Awalnya, saya menarget start pukul 09.00, namun saya baru selesai persiapan mendekati pukul 11.00. Dalam perjalanan kali ini, saya ditemani dengan Ramdan dan Atika. Dua sejoli ini pun sama, mereka telat bersiap. Meski tak terucap namun saya menduga circle pertemanan ini menganut konsep slow living . Kami sama sekali tak buru-buru.
Di sisi lain, Burak (nama sepeda motor kesayangan saya) sudah siap jauh-jauh hari. Bahkan dalam tiga tahun terakhir Burak selalu siap sedia diajak bepergian kemanapun, kapanpun. Entah berapa rupiah yang telah keluar untuk membuatnya selalu siaga. Saya tak ingat pernah menghitungnya.
Setelah berpamitan dan merapal sekian banyak doa yang bisa diingat sebagai modal di jalan, kami perlahan menuju batas kota.

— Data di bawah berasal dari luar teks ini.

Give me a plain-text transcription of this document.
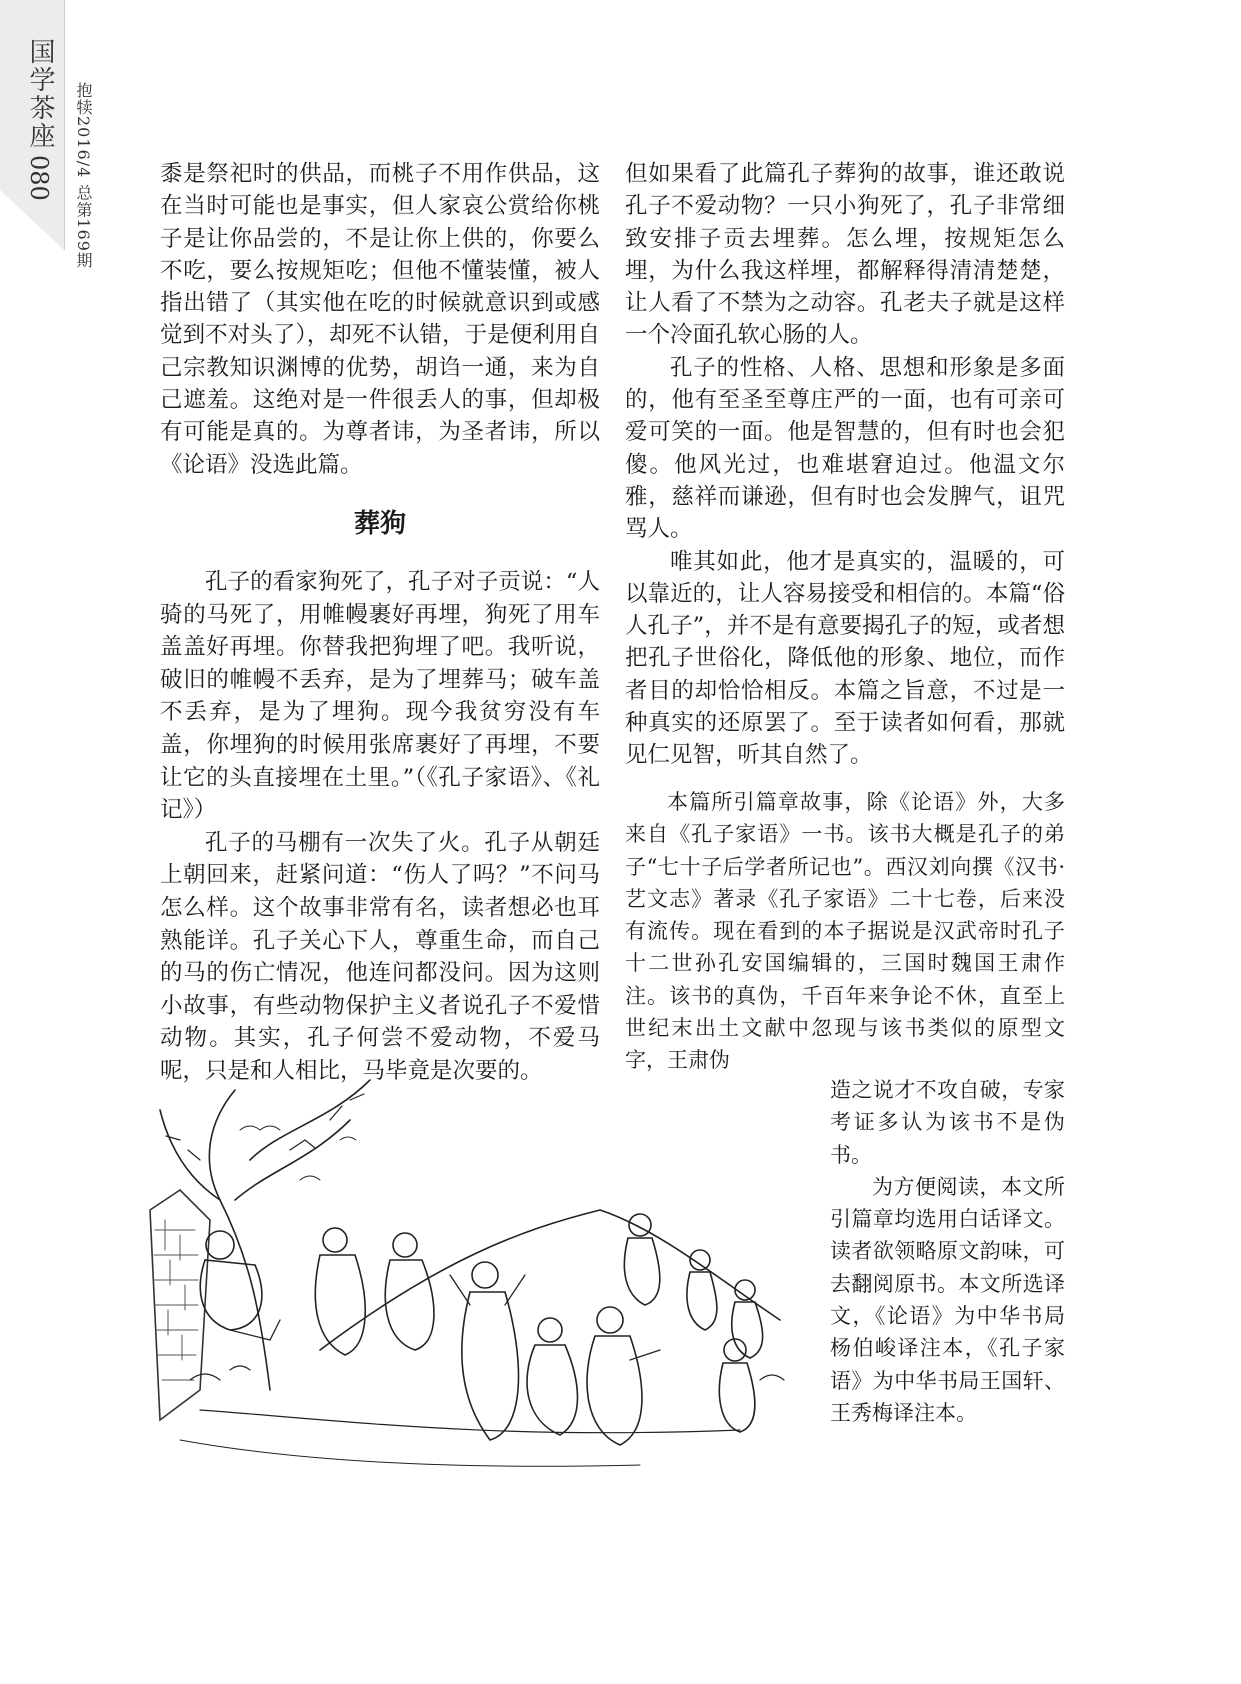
国学茶座
080 抱犊2016/4 总第169期	黍是祭祀时的供品，而桃子不用作供品，这在当时可能也是事实，但人家哀公赏给你桃子是让你品尝的，不是让你上供的，你要么不吃，要么按规矩吃；但他不懂装懂，被人指出错了（其实他在吃的时候就意识到或感觉到不对头了），却死不认错，于是便利用自己宗教知识渊博的优势，胡诌一通，来为自己遮羞。这绝对是一件很丢人的事，但却极有可能是真的。为尊者讳，为圣者讳，所以《论语》没选此篇。

葬狗

孔子的看家狗死了，孔子对子贡说：“人骑的马死了，用帷幔裹好再埋，狗死了用车盖盖好再埋。你替我把狗埋了吧。我听说，破旧的帷幔不丢弃，是为了埋葬马；破车盖不丢弃，是为了埋狗。现今我贫穷没有车盖，你埋狗的时候用张席裹好了再埋，不要让它的头直接埋在土里。”（《孔子家语》、《礼记》）

孔子的马棚有一次失了火。孔子从朝廷上朝回来，赶紧问道：“伤人了吗？”不问马怎么样。这个故事非常有名，读者想必也耳熟能详。孔子关心下人，尊重生命，而自己的马的伤亡情况，他连问都没问。因为这则小故事，有些动物保护主义者说孔子不爱惜动物。其实，孔子何尝不爱动物，不爱马呢，只是和人相比，马毕竟是次要的。

但如果看了此篇孔子葬狗的故事，谁还敢说孔子不爱动物？一只小狗死了，孔子非常细致安排子贡去埋葬。怎么埋，按规矩怎么埋，为什么我这样埋，都解释得清清楚楚，让人看了不禁为之动容。孔老夫子就是这样一个冷面孔软心肠的人。

孔子的性格、人格、思想和形象是多面的，他有至圣至尊庄严的一面，也有可亲可爱可笑的一面。他是智慧的，但有时也会犯傻。他风光过，也难堪窘迫过。他温文尔雅，慈祥而谦逊，但有时也会发脾气，诅咒骂人。

唯其如此，他才是真实的，温暖的，可以靠近的，让人容易接受和相信的。本篇“俗人孔子”，并不是有意要揭孔子的短，或者想把孔子世俗化，降低他的形象、地位，而作者目的却恰恰相反。本篇之旨意，不过是一种真实的还原罢了。至于读者如何看，那就见仁见智，听其自然了。

本篇所引篇章故事，除《论语》外，大多来自《孔子家语》一书。该书大概是孔子的弟子“七十子后学者所记也”。西汉刘向撰《汉书·艺文志》著录《孔子家语》二十七卷，后来没有流传。现在看到的本子据说是汉武帝时孔子十二世孙孔安国编辑的，三国时魏国王肃作注。该书的真伪，千百年来争论不休，直至上世纪末出土文献中忽现与该书类似的原型文字，王肃伪

造之说才不攻自破，专家考证多认为该书不是伪书。

为方便阅读，本文所引篇章均选用白话译文。读者欲领略原文韵味，可去翻阅原书。本文所选译文，《论语》为中华书局杨伯峻译注本，《孔子家语》为中华书局王国轩、王秀梅译注本。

Pukul 11.26 saat matahari sedang terik-teriknya, setelah menyelesaikan segala hajat, kami mulai memacu kendaraan keluar dari Kotamobagu.
Burak yang memang siap sedia diajak touring sama sekali tak rewel sejak tarikan pertama. Bahkan dulu, ia seringkali dipacu lebih dari 120 km/jam. Tentu itu adalah masa-masa sebelum saya dan Burak menghantam Toyota Kijang Super di Blongko, Minahasa Selatan dua tahun lalu dengan kecepatan yang sama.
Sedikit menikung saat mendaki puncak Tumuyu dan turun ke Toruakat, kami disuguhi trek lurus di wilayah Dumoga selama kurang lebih 40 menit. Rute yang kami ambil kali ini adalah rute pantai Selatan. Lalulintas yang tak begitu ramai membuat sepeda motor melaju mulus. Beberapa kali kami harus melambat ketika melewati kantin pembangunan rumah ibadah. Tak kurang dari delapan kantin pembangunan berdiri di sepanjang jalan utama Dumoga. Sungguh sebuah bentuk solidaritas sosial yang telah terbangun dan mengakar di masyarakat.
Setelahnya, kami mengarah ke pantai Selatan dengan trek yang mulai menikung. Di sini saya sengaja menambah kecepatan dan menyalip Ramdan yang sedari tadi di depan. Ini semacam penyesuaian agar tak kagok di medan menikung. Keterampilan berkendara mulai diuji di jalur ini.
Kurang lebih pukul 12.31 kami tiba di SPBU Molibagu. Ramdan harus menambah bahan bakar. Perjalanan dilanjutkan dengan pemandangan laut di sebelah kiri dan gunung di sebelah kanan.
Meski lengang, sesekali ada rombongan-rombongan kecil harus kami salip. Tak ada kendala, hanya sesekali saya harus mengumpat ketika beberapa mobil dari arah berlawanan dengan sengaja mengambil lajur kanan dan hampir menyerempet kami di tikungan. Rasanya mengumpat para sopir itu termasuk dalam beberapa dosa awal saya setelah bulan puasa.
Keperluan akan kandungan nikotin untuk rileks sejenak membuat kami sepakat berhenti di spot foto Landia, di jalan Mamalia-Taludaa. Letaknya yang berada di punggungan bukit dan dipenuhi macam-macam pohon rindang membuatnya teduh. Cocok untuk tempat istirahat. Bila memandang ke arah laut akan terlihat hamparan luas berwarna biru. Sayang penglihatan kami agak terhalang dengan beberapa pohon yang mulai meninggi.
Pemandangan yang terlihat sepanjang menyusuri pantai selatan relatif sama. Di desa-desa dekat pantai terlihat banyak perahu tertambat. Entah karena si empunya perahu sedang libur lebaran atau karena laut tak lagi menghasilkan.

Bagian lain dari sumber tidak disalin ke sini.